Deux pionniers de l'enseignement du journalisme à l'Université Laval, Monseigneur Marcel Lauzon et le journaliste Louis Martin, nous ont quittés il y a quelques jours.
Monseigneur Lauzon, le doyen de la Faculté des arts de l'époque, a été en 1968 le père fondateur du programme Journalisme et information, devenu depuis le Département d'information et de communication de la Faculté des lettres. Il a piloté avec brio les travaux qui ont mené à la création de ce premier programme universitaire d'enseignement du journalisme au Québec.
J'ai côtoyé brièvement Mgr Lauzon, un homme doté d'une énergie peu commune et d'une capacité de synthèse remarquable, au sein du comité qui devait préparer le programme, et qu'il présidait. Bien que peu familier avec le monde des médias et du journalisme, il en a vite compris les besoins et a proposé, à la lumière de ce qui se faisait aux États-Unis où le journalisme s'enseignait depuis le début du 20e siècle, un cadre de formation que je continue à croire idéal: l'acquisition d'une solide culture disciplinaire, l'apprentissage à la pratique du journalisme associée à la réflexion sur son rôle social. Mgr Marcel Lauzon a permis au journalisme de faire ses premiers pas à l'Université. Il en a été le précurseur.
Louis Martin, décédé le mardi 22 janvier, atteint depuis plusieurs années d’un mal sournois, avait graduellement perdu contact avec notre monde. On n'entendait plus à Radio-Canada la voix chaleureuse de ce grand journaliste dont les interviews à la télévision et à la radio avaient permis pendant trente ans à de nombreux spectateurs et auditeurs de mieux comprendre les grands enjeux de notre temps.
On a, depuis quelques jours, rappelé de beaux moments de sa carrière et souligné la façon dont il a marqué le journalisme québécois contemporain. On connaît moins la trace qu'a laissée Louis à l'Université Laval. Professeur de journalisme pendant une courte période au début des années 1970, il n'a jamais cessé tout au long de sa carrière de s'intéresser aux questions de formation et de participer avec une grande générosité aux discussions incessantes qui y sont aujourd'hui encore liées. Quel enseignement doit-on offrir? Faut-il une formation plus pratique ou davantage théorique? Qui doit enseigner le journalisme? Des universitaires ou des professionnels?
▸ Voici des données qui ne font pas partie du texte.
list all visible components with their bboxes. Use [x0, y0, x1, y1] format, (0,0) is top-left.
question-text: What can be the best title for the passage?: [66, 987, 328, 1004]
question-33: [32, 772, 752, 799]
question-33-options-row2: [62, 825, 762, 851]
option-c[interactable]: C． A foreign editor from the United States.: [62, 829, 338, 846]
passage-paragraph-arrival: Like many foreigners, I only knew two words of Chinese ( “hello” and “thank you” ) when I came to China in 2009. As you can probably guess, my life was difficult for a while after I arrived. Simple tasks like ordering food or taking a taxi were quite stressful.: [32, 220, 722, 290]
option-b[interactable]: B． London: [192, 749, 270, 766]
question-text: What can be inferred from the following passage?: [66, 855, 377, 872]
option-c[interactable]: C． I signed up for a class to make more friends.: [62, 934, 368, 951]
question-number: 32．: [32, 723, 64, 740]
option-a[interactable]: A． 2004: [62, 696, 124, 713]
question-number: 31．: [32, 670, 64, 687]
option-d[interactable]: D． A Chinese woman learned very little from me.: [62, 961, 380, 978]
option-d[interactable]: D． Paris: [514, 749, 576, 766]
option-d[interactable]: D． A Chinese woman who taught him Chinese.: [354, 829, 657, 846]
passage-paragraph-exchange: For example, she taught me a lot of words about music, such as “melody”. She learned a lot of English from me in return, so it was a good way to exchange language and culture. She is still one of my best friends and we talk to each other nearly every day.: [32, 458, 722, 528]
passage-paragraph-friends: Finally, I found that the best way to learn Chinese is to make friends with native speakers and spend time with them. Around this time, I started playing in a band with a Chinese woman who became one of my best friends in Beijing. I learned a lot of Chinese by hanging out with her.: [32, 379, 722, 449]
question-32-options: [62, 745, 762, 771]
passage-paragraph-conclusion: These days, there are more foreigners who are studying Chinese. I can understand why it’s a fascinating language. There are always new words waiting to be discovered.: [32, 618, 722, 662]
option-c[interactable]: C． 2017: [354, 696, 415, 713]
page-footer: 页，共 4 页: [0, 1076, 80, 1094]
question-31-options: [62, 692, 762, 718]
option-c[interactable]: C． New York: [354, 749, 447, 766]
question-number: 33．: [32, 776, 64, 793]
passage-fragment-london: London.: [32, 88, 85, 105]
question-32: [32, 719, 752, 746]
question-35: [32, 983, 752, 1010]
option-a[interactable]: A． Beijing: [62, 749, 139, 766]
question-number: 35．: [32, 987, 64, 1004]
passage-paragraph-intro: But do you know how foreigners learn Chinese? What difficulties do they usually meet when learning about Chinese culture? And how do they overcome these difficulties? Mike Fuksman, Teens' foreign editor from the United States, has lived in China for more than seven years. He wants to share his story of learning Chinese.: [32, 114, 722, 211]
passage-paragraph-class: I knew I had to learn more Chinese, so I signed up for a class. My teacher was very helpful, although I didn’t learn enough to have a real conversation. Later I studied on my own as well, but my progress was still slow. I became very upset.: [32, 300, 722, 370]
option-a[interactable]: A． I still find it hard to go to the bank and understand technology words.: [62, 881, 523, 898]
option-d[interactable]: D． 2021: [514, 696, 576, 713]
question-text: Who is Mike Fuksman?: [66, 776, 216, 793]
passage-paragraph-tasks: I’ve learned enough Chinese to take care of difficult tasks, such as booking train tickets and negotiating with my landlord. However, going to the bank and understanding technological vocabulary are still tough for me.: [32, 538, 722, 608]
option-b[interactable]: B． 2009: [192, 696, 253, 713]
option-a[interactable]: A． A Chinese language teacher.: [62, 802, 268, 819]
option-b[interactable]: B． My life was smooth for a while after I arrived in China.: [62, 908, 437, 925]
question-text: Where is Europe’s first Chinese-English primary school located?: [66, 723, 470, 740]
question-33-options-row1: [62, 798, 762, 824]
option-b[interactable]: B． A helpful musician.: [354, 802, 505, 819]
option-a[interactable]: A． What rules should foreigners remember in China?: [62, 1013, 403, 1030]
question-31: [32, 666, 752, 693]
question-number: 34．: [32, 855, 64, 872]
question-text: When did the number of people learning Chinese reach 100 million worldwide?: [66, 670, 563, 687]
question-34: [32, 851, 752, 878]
Louis n'aimait pas beaucoup ces débats qui ne mènent nulle part. L'enseignement doit «réconcilier théorie et pratique, âme et corps», écrivait-il en 1972. Plus récemment, ses réflexions ont largement contribué aux travaux d'un autre comité, chargé celui-là d'élaborer un programme de journalisme international. Nous y avons inventé, en cherchant à préciser les qualités souhaitées d'un bon journaliste, l'expression «rigueur imaginative». Rigueur et précision dans la collecte de l'information, imagination et esprit inventif dans l'organisation de la matière et de sa présentation. Louis incarnait dans sa pratique cette rencontre essentielle des arts et des sciences. Louis Martin n'aura pas été qu'un grand journaliste. Il a aussi contribué à l'intégration, parfois laborieuse mais maintenant bien ancrée, du journalisme à l'université.